We’ve often talked about nurses as storytellers here in the community, and on RN.FM Radio. To my knowledge there are just a small handful of professions that have this level of intimacy with what they do. I’m sure that specific areas of social work and mental health could weigh in on this as well.
We may not all be “good” writers, but I’ll bet that we all want to be heard. Writing is art, experimentation; it’s communication without being interrupted, and it can certainly be a huge part of your self-development. There are a plethora of artists out there with a wide range of expression. In my opinion writing isn’t much different.
There are many new and well-established nurse bloggers out there. I stumble upon them each day via Twitter, Facebook, Google+, and a few have even branched out onto YouTube. So if you’re ready to take the next step with your content, below are a few tips to consider when you set up your blog.
Okay, so you’ve just signed up for a blogging service; you just put up your first post; you promoted the post through your Facebook and/or Twitter account; you are ready for eager readers to find your content and listen to what you have to say. Don’t mind the sound of crickets. If you’re consistent, they will eventually hop along.
1) Relax. Often when someone starts a blog, they expect some kind of miracle to occur and everyone they know is going to visit their blog and comment. The truth is, this couldn’t be further from the truth. In fact, many of the views you receive will be from people you do not even know. Many will have just stumbled upon your site by sheer accident.
I know you’re exhausted and you’ve poured yourself into this blog, but don’t expect too much, too soon. Unless you have some huge advertising budget and a social media manager, the process of having a successful blog will come with dedication and time. There will be days where you’ll be discouraged and unmotivated. These days come and go but commit to writing for you and just have fun. There will be an audience that aligns and appreciates your voice, but it takes time.
2) Avoid excessive gadgets, pictures, videos, pop-ups, and anything else that requires downloading. All of these things are great to have in small to medium doses but when you overdo it, many people will get frustrated because of the time it takes to load the page.

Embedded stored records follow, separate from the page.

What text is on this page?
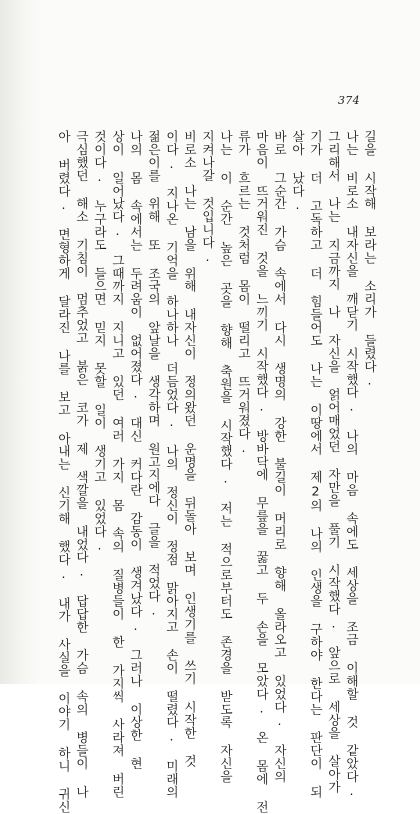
374
길을 시작해 보라는 소리가 들렸다.
나는 비로소 내자신을 깨닫기 시작했다. 나의 마음 속에도 세상을 조금 이해할 것 같았다.
그리해서 나는 지금까지 나 자신을 얽어매었던 자만을 풀기 시작했다. 앞으로 세상을 살아가
기가 더 고독하고 더 힘들어도 나는 이땅에서 제2의 나의 인생을 구하야 한다는 판단이 되
살아 났다.
바로 그순간 가슴 속에서 다시 생명의 강한 불길이 머리로 향해 올라오고 있었다. 자신의
마음이 뜨거워진 것을 느끼기 시작했다. 방바닥에 무릎을 꿇고 두 손을 모았다. 온 몸에 전
류가 흐르는 것처럼 몸이 떨리고 뜨거워졌다.
나는 이 순간 높은 곳을 향해 축원을 시작했다. 저는 적으로부터도 존경을 받도록 자신을
지켜나갈 것입니다.
비로소 나는 남을 위해 내자신이 정의왔던 운명을 뒤돌아 보며 인생기를 쓰기 시작한 것
이다. 지나온 기억을 하나하나 더듬었다. 나의 정신이 정점 맑아지고 손이 떨렸다. 미래의
젊은이를 위해 또 조국의 앞날을 생각하며 원고지에다 글을 적었다.
나의 몸 속에서는 두려움이 없어졌다. 대신 커다란 감동이 생겨났다. 그러나 이상한 현
상이 일어났다. 그때까지 지니고 있던 여러 가지 몸 속의 질병들이 한 가지씩 사라져 버린
것이다. 누구라도 들으면 믿지 못할 일이 생기고 있었다.
극심했던 해소 기침이 멈추었고 붉은 코가 제 색깔을 내었다. 답답한 가슴 속의 병들이 나
아 버렸다. 면형하게 달라진 나를 보고 아내는 신기해 했다. 내가 사실을 이야기 하니 귀신
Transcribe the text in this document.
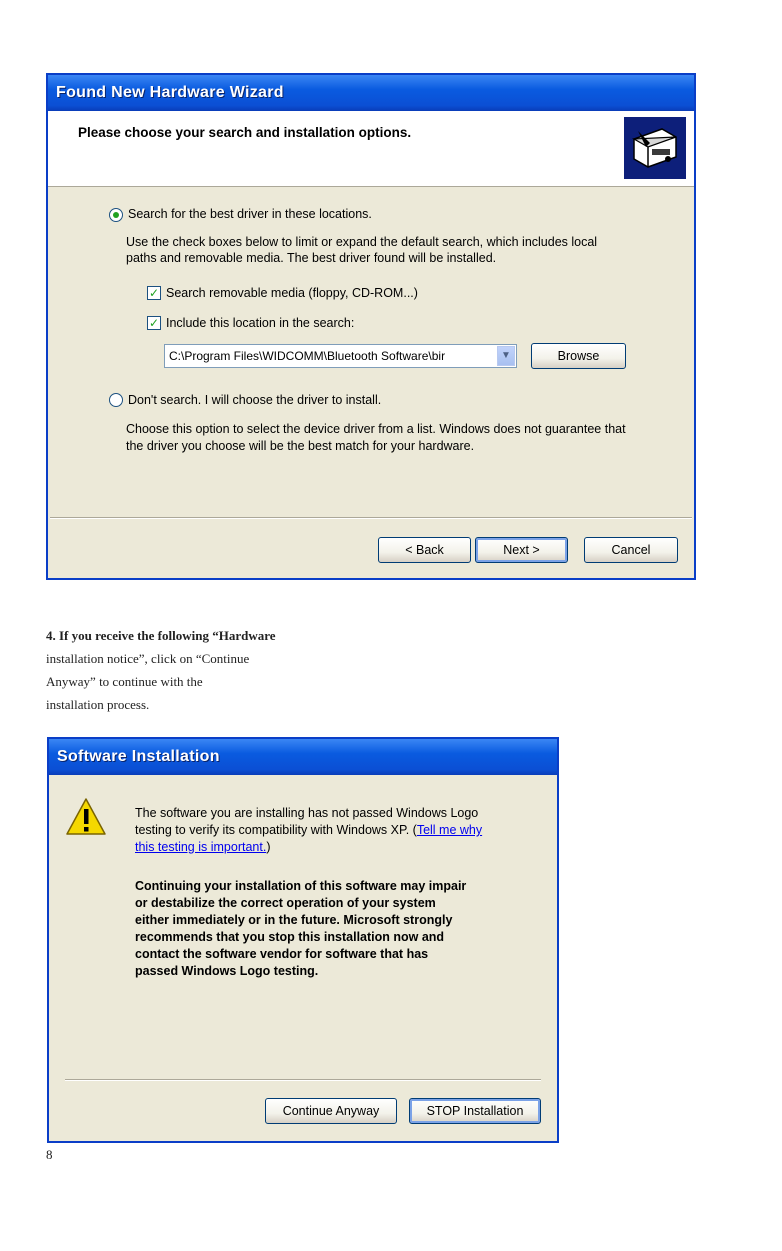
Found New Hardware Wizard
Please choose your search and installation options.
Search for the best driver in these locations.
Use the check boxes below to limit or expand the default search, which includes local
paths and removable media. The best driver found will be installed.
✓ Search removable media (floppy, CD-ROM...)
✓ Include this location in the search:
C:\Program Files\WIDCOMM\Bluetooth Software\bir	▼	Browse
Don't search. I will choose the driver to install.
Choose this option to select the device driver from a list. Windows does not guarantee that
the driver you choose will be the best match for your hardware.
< Back	Next >	Cancel
4. If you receive the following “Hardware
installation notice”, click on “Continue
Anyway” to continue with the
installation process.
Software Installation
The software you are installing has not passed Windows Logo
testing to verify its compatibility with Windows XP. (Tell me why
this testing is important.)
Continuing your installation of this software may impair
or destabilize the correct operation of your system
either immediately or in the future. Microsoft strongly
recommends that you stop this installation now and
contact the software vendor for software that has
passed Windows Logo testing.
Continue Anyway	STOP Installation
8
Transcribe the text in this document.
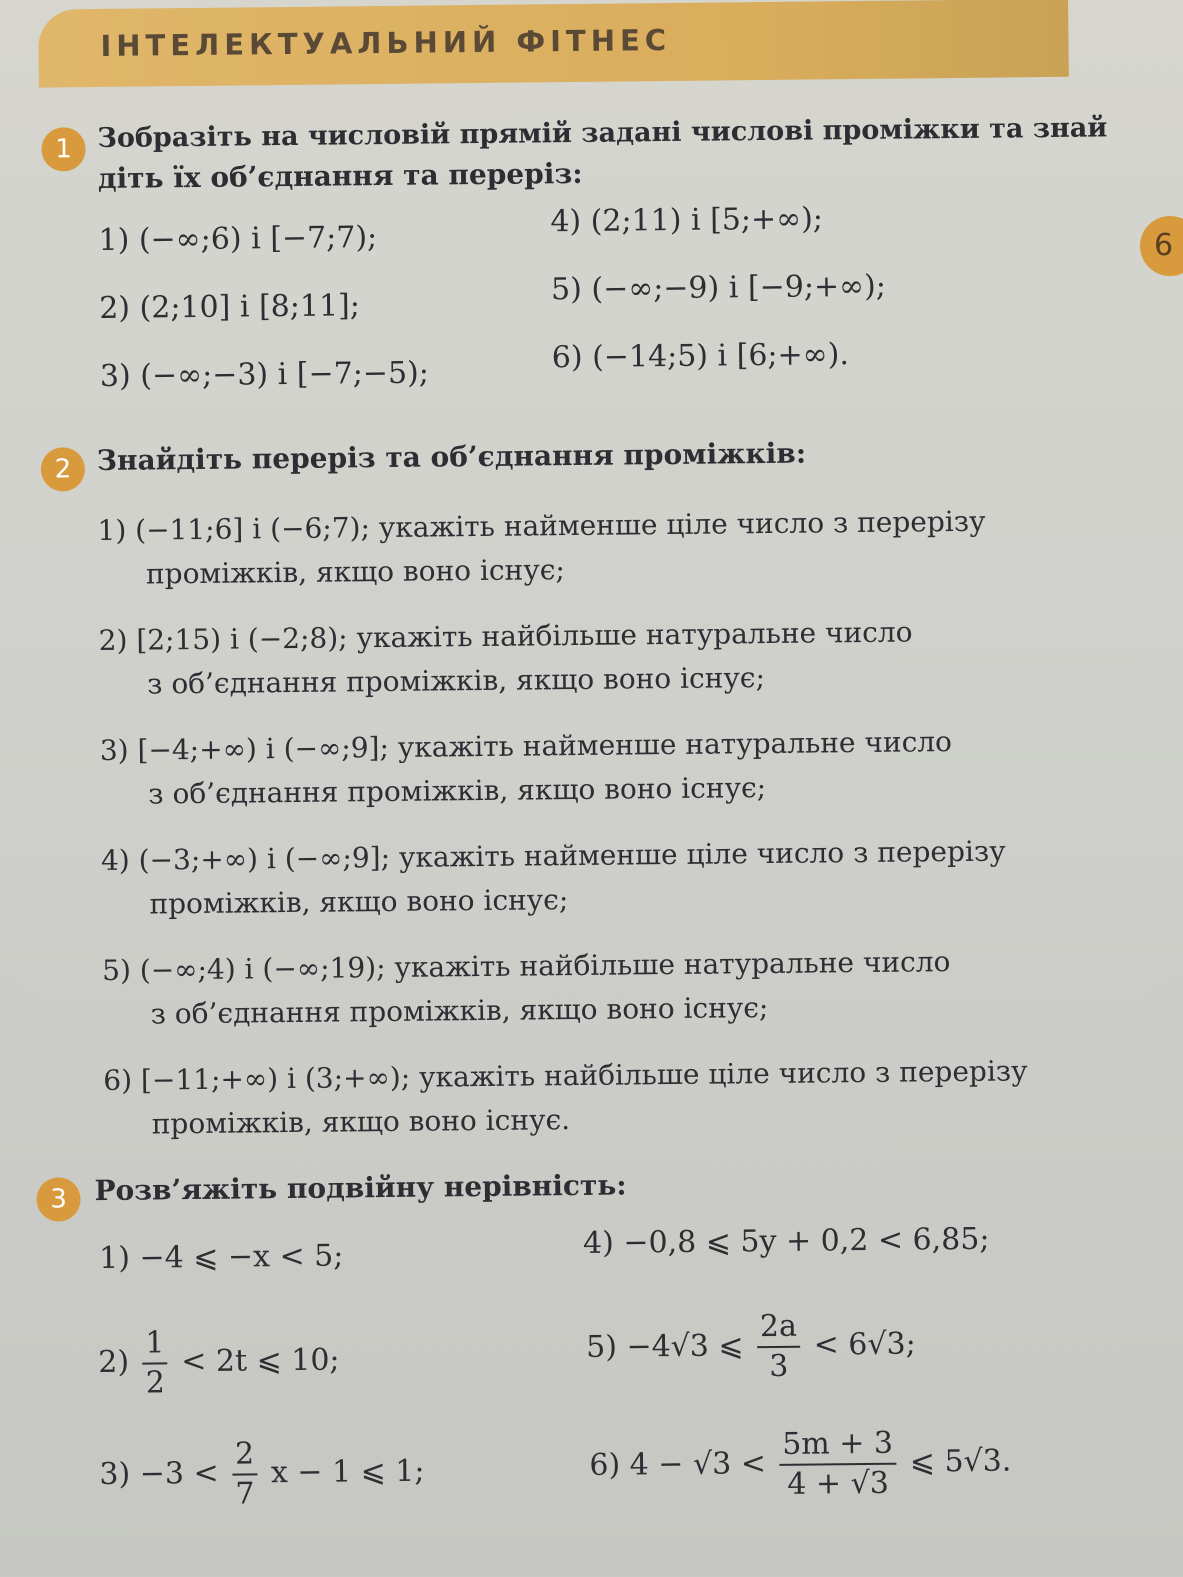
ІНТЕЛЕКТУАЛЬНИЙ ФІТНЕС
1 Зобразіть на числовій прямій задані числові проміжки та знай
діть їх об’єднання та переріз:
1) (−∞;6) і [−7;7);
2) (2;10] і [8;11];
3) (−∞;−3) і [−7;−5);
4) (2;11) і [5;+∞);
5) (−∞;−9) і [−9;+∞);
6) (−14;5) і [6;+∞).
2 Знайдіть переріз та об’єднання проміжків:
1) (−11;6] і (−6;7); укажіть найменше ціле число з перерізу
проміжків, якщо воно існує;
2) [2;15) і (−2;8); укажіть найбільше натуральне число
з об’єднання проміжків, якщо воно існує;
3) [−4;+∞) і (−∞;9]; укажіть найменше натуральне число
з об’єднання проміжків, якщо воно існує;
4) (−3;+∞) і (−∞;9]; укажіть найменше ціле число з перерізу
проміжків, якщо воно існує;
5) (−∞;4) і (−∞;19); укажіть найбільше натуральне число
з об’єднання проміжків, якщо воно існує;
6) [−11;+∞) і (3;+∞); укажіть найбільше ціле число з перерізу
проміжків, якщо воно існує.
3 Розв’яжіть подвійну нерівність:
1) −4 ⩽ −x < 5;	4) −0,8 ⩽ 5y + 0,2 < 6,85;
$2) \frac{1}{2} < 2t$ ⩽ 10;	5) −4√3 ⩽ $\frac{2a}{3} < 6√3$;
$3) -3 < \frac{2}{7}$ x − 1 ⩽ 1;	6) $4 - √3 < \frac{5m + 3}{4 + √3}$ ⩽ 5√3.
6
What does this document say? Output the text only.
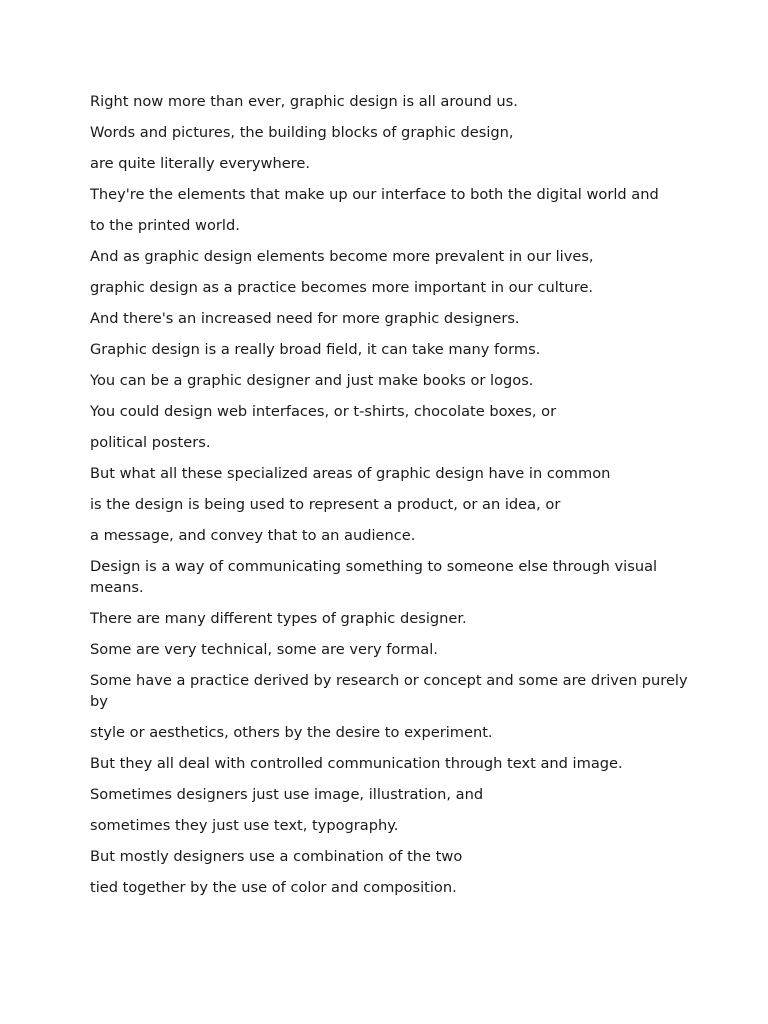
Right now more than ever, graphic design is all around us.

Words and pictures, the building blocks of graphic design,

are quite literally everywhere.

They're the elements that make up our interface to both the digital world and

to the printed world.

And as graphic design elements become more prevalent in our lives,

graphic design as a practice becomes more important in our culture.

And there's an increased need for more graphic designers.

Graphic design is a really broad field, it can take many forms.

You can be a graphic designer and just make books or logos.

You could design web interfaces, or t-shirts, chocolate boxes, or

political posters.

But what all these specialized areas of graphic design have in common

is the design is being used to represent a product, or an idea, or

a message, and convey that to an audience.

Design is a way of communicating something to someone else through visual means.

There are many different types of graphic designer.

Some are very technical, some are very formal.

Some have a practice derived by research or concept and some are driven purely by

style or aesthetics, others by the desire to experiment.

But they all deal with controlled communication through text and image.

Sometimes designers just use image, illustration, and

sometimes they just use text, typography.

But mostly designers use a combination of the two

tied together by the use of color and composition.
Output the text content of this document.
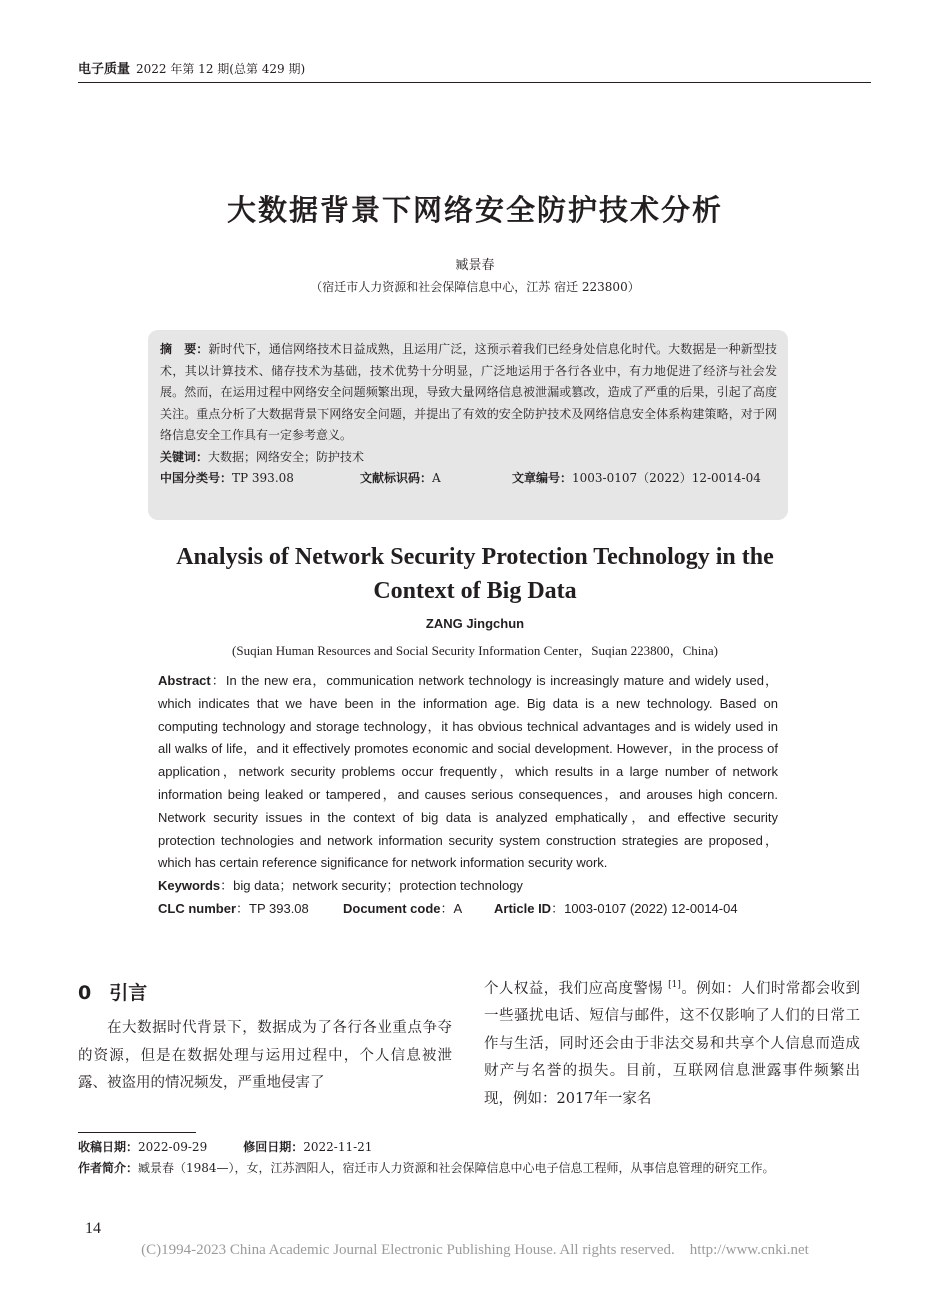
电子质量 2022 年第 12 期(总第 429 期)
大数据背景下网络安全防护技术分析
臧景春
（宿迁市人力资源和社会保障信息中心，江苏 宿迁 223800）

摘　要：新时代下，通信网络技术日益成熟，且运用广泛，这预示着我们已经身处信息化时代。大数据是一种新型技术，其以计算技术、储存技术为基础，技术优势十分明显，广泛地运用于各行各业中，有力地促进了经济与社会发展。然而，在运用过程中网络安全问题频繁出现，导致大量网络信息被泄漏或篡改，造成了严重的后果，引起了高度关注。重点分析了大数据背景下网络安全问题，并提出了有效的安全防护技术及网络信息安全体系构建策略，对于网络信息安全工作具有一定参考意义。

关键词：大数据；网络安全；防护技术
中国分类号：TP 393.08	文献标识码：A	文章编号：1003-0107（2022）12-0014-04
Analysis of Network Security Protection Technology in the
Context of Big Data
ZANG Jingchun
(Suqian Human Resources and Social Security Information Center，Suqian 223800，China)

Abstract：In the new era，communication network technology is increasingly mature and widely used，which indicates that we have been in the information age. Big data is a new technology. Based on computing technology and storage technology，it has obvious technical advantages and is widely used in all walks of life，and it effectively promotes economic and social development. However，in the process of application，network security problems occur frequently，which results in a large number of network information being leaked or tampered，and causes serious consequences，and arouses high concern. Network security issues in the context of big data is analyzed emphatically，and effective security protection technologies and network information security system construction strategies are proposed，which has certain reference significance for network information security work.

Keywords：big data；network security；protection technology
CLC number：TP 393.08	Document code：A	Article ID：1003-0107 (2022) 12-0014-04
0 引言

在大数据时代背景下，数据成为了各行各业重点争夺的资源，但是在数据处理与运用过程中，个人信息被泄露、被盗用的情况频发，严重地侵害了

个人权益，我们应高度警惕 [1]。例如：人们时常都会收到一些骚扰电话、短信与邮件，这不仅影响了人们的日常工作与生活，同时还会由于非法交易和共享个人信息而造成财产与名誉的损失。目前，互联网信息泄露事件频繁出现，例如：2017年一家名

收稿日期： 2022-09-29	修回日期： 2022-11-21
作者简介： 臧景春（1984—），女，江苏泗阳人，宿迁市人力资源和社会保障信息中心电子信息工程师，从事信息管理的研究工作。
14
(C)1994-2023 China Academic Journal Electronic Publishing House. All rights reserved.    http://www.cnki.net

There are still millions of people in the U.S. alone that do not have access to broadband Internet. I was in the Apple store a few months ago and there was a customer asking one of the employees if the Macbook had a built in modem. Yikes! There are still some folks in small towns that are still on dial up. Hopefully the days of receiving our AOL discs in the mail are far behind us, but again do be conscientious about the load time of your site. Signing up with Google Analytics is a definite must, and there are tools within the dashboard that will display information about the load times of your site.
Focus on the content first, but I understand that you want your site to be aesthetically pleasing. Find a balance. Try to use low file size images and one video per post. Use gadgets that are useful and add value to your blog. Keep some white space in there. Don’t fill each nook and cranny with a widget or a photo. A search bar for your blog is essential, however you do not need dancing images in the background. Again, it is all about finding a balance.
3) Learn from feedback. It probably goes without saying but people are a little more “free” with their comments over the Internet. This is both a benefit and a problem when it comes to instant feedback.
A quick message sometimes comes off as flippant so keep this in mind when you’re reviewing emails or public comments. These comments may come across as rude but be sure to really pay attention to what someone is telling you. There are a number of readers out there that may just not be very tactful. Certainly kick the spammers to the curb, but there are times when we write very passionately and this can invoke some very passionate responses.
Remember, even if you are not very skilled in writing and you’re still trying to find your voice, it will come. This is a natural process. Consistent blogging will eventually help improve your writing skills, and you can also take this opportunity to brush up on a few technical skills through a local or virtual writing class. There is also much to learn from veteran bloggers out there, and many of them offer tutorials for free or a small financial investment.
Find your voice, pick a canvas, and create. I look forward to becoming part of your audience.